Das Siegertrio des Lichtenberger Sommers 2025 © Peter Weiss
Beim Lichtenberger Sommer in Karlshorst wurde der Internationale Meister Valentin Prokofjew seiner Favoritenrolle gerecht. Bis zur sechsten Runde hatte der 19-jährige Ukrainer als Einziger alle Partien gewonnen und konnte sich dann an den letzten drei Spieltagen Punkteteilungen leisten, um seine Führung zu behaupten. Mit 7,5 Punkten gewann Valentin am Ende nach Feinwertung vor dem punktgleichen Internationalen Meister Atila Figura (SC Friesen-Lichtenberg), der in der Schlussrunde Henrik Petersen (SV 03/25 Koblenz) bezwang. Den direkten Vergleich gegen Mitfavorit Figura hatte Prokofjew in Runde 6 gewonnen und musste sich daher am Ende keine Sorgen um seine Zweitwertung machen.
Am Sonntag begnügte sich Valentin mit einem Kurzremis gegen FM Johannes Tschernatsch vom SC Kreuzberg. Hinterher setzten sich beide Spieler gut gelaunt noch einmal im Biergarten ans Brett für ein Erinnerungsfoto. Mein Schachfreund Bernd Lodziewski von der SG Weißensee, der zum Kiebitzen vorbeikam, hat das Bild netterweise aufgenommen, weil der Berichterstatter zu dieser Zeit noch an seiner Schlusspartie saß, die vier Stunden dauerte.
Johannes und Valentin nach der letzten Runde © Bernd Lodziewski
Valentin Prokofjew stammt aus der ukrainischen Großstadt Iwano-Frankowsk, die unter den russischen Angriffen zu leiden hat. Er verließ sein Heimatland vor eineinhalb Jahren und lebt seither in Prag. Der junge Schachprofi spielt in verschiedenen europäischen Ligen und hat bereits eine Großmeisternorm erzielt.
Dritter beim Lichtenberger Sommer wurde ebenfalls mit 7,5 Punkten der titellose Bogdan Tomin (SF Berlin), der zuletzt FM Reinhard Postler (TSG Oberschöneweide) bezwang. Er konnte dadurch den Internationalen Meister Alexander Gelman (Rotation Berlin, 7,0 Punkte) hinter sich lassen. Zur Siegerehrung kam BSV-Präsident Paul Meyer-Dunker und hielt eine Ansprache, in der er die Sieger beglückwünschte sowie allen Teilnehmern und Organisatoren dankte.
Martin Yatskar © Peter Weiss
Im Vorjahr hatte mit CM Martin Yatskar beim Lichtenberger Sommer ebenfalls ein Ukrainer für Aufsehen gesorgt.

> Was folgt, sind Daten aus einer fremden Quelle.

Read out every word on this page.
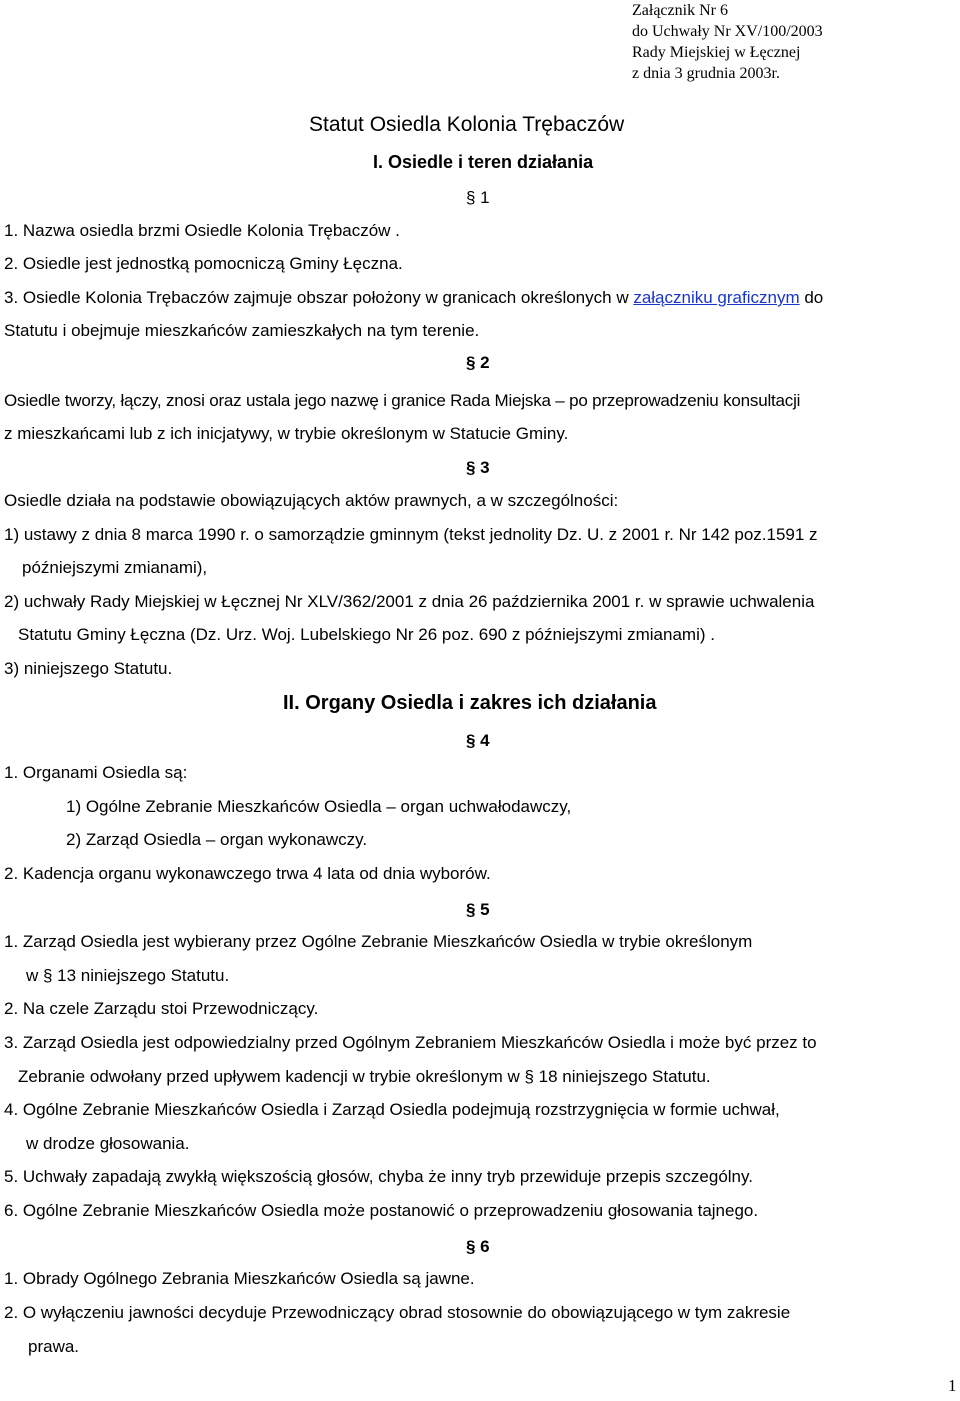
Załącznik Nr 6
do Uchwały Nr XV/100/2003
Rady Miejskiej w Łęcznej
z dnia 3 grudnia 2003r.
Statut Osiedla Kolonia Trębaczów
I. Osiedle i teren działania
§ 1
1. Nazwa osiedla brzmi Osiedle Kolonia Trębaczów .
2. Osiedle jest jednostką pomocniczą Gminy Łęczna.
3. Osiedle Kolonia Trębaczów zajmuje obszar położony w granicach określonych w załączniku graficznym do
Statutu i obejmuje mieszkańców zamieszkałych na tym terenie.
§ 2
Osiedle tworzy, łączy, znosi oraz ustala jego nazwę i granice Rada Miejska – po przeprowadzeniu konsultacji
z mieszkańcami lub z ich inicjatywy, w trybie określonym w Statucie Gminy.
§ 3
Osiedle działa na podstawie obowiązujących aktów prawnych, a w szczególności:
1) ustawy z dnia 8 marca 1990 r. o samorządzie gminnym (tekst jednolity Dz. U. z 2001 r. Nr 142 poz.1591 z
późniejszymi zmianami),
2) uchwały Rady Miejskiej w Łęcznej Nr XLV/362/2001 z dnia 26 października 2001 r. w sprawie uchwalenia
Statutu Gminy Łęczna (Dz. Urz. Woj. Lubelskiego Nr 26 poz. 690 z późniejszymi zmianami) .
3) niniejszego Statutu.
II. Organy Osiedla i zakres ich działania
§ 4
1. Organami Osiedla są:
1) Ogólne Zebranie Mieszkańców Osiedla – organ uchwałodawczy,
2) Zarząd Osiedla – organ wykonawczy.
2. Kadencja organu wykonawczego trwa 4 lata od dnia wyborów.
§ 5
1. Zarząd Osiedla jest wybierany przez Ogólne Zebranie Mieszkańców Osiedla w trybie określonym
w § 13 niniejszego Statutu.
2. Na czele Zarządu stoi Przewodniczący.
3. Zarząd Osiedla jest odpowiedzialny przed Ogólnym Zebraniem Mieszkańców Osiedla i może być przez to
Zebranie odwołany przed upływem kadencji w trybie określonym w § 18 niniejszego Statutu.
4. Ogólne Zebranie Mieszkańców Osiedla i Zarząd Osiedla podejmują rozstrzygnięcia w formie uchwał,
w drodze głosowania.
5. Uchwały zapadają zwykłą większością głosów, chyba że inny tryb przewiduje przepis szczególny.
6. Ogólne Zebranie Mieszkańców Osiedla może postanowić o przeprowadzeniu głosowania tajnego.
§ 6
1. Obrady Ogólnego Zebrania Mieszkańców Osiedla są jawne.
2. O wyłączeniu jawności decyduje Przewodniczący obrad stosownie do obowiązującego w tym zakresie
prawa.
1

Er gewann die ersten sechs Partien, spielte dann remis, verlor aber die achte Partie. Am Ende blieb ihm nur der vierte Rang, und Überraschungssieger 2024 wurde Felix Reichmann (Empor Berlin), der sich in diesem Jahr mit Aaron Matthes (SC Kreuzberg) mit je 7,0 Punkten und gleicher Feinwertung Rang 5-6 teilte.
Felix Reichmann © Peter Weiss
Beste Frau wurde Pola Seemann aus Polen, die 6,0 Punkte erzielte, und bester Senior Christian Syré (SC Kreuzberg) mit 6,0 Punkten. Alle Sieger und Platzierten der Ratingpreise finden sich auf der Webseite des SC Friesen-Lichtenberg.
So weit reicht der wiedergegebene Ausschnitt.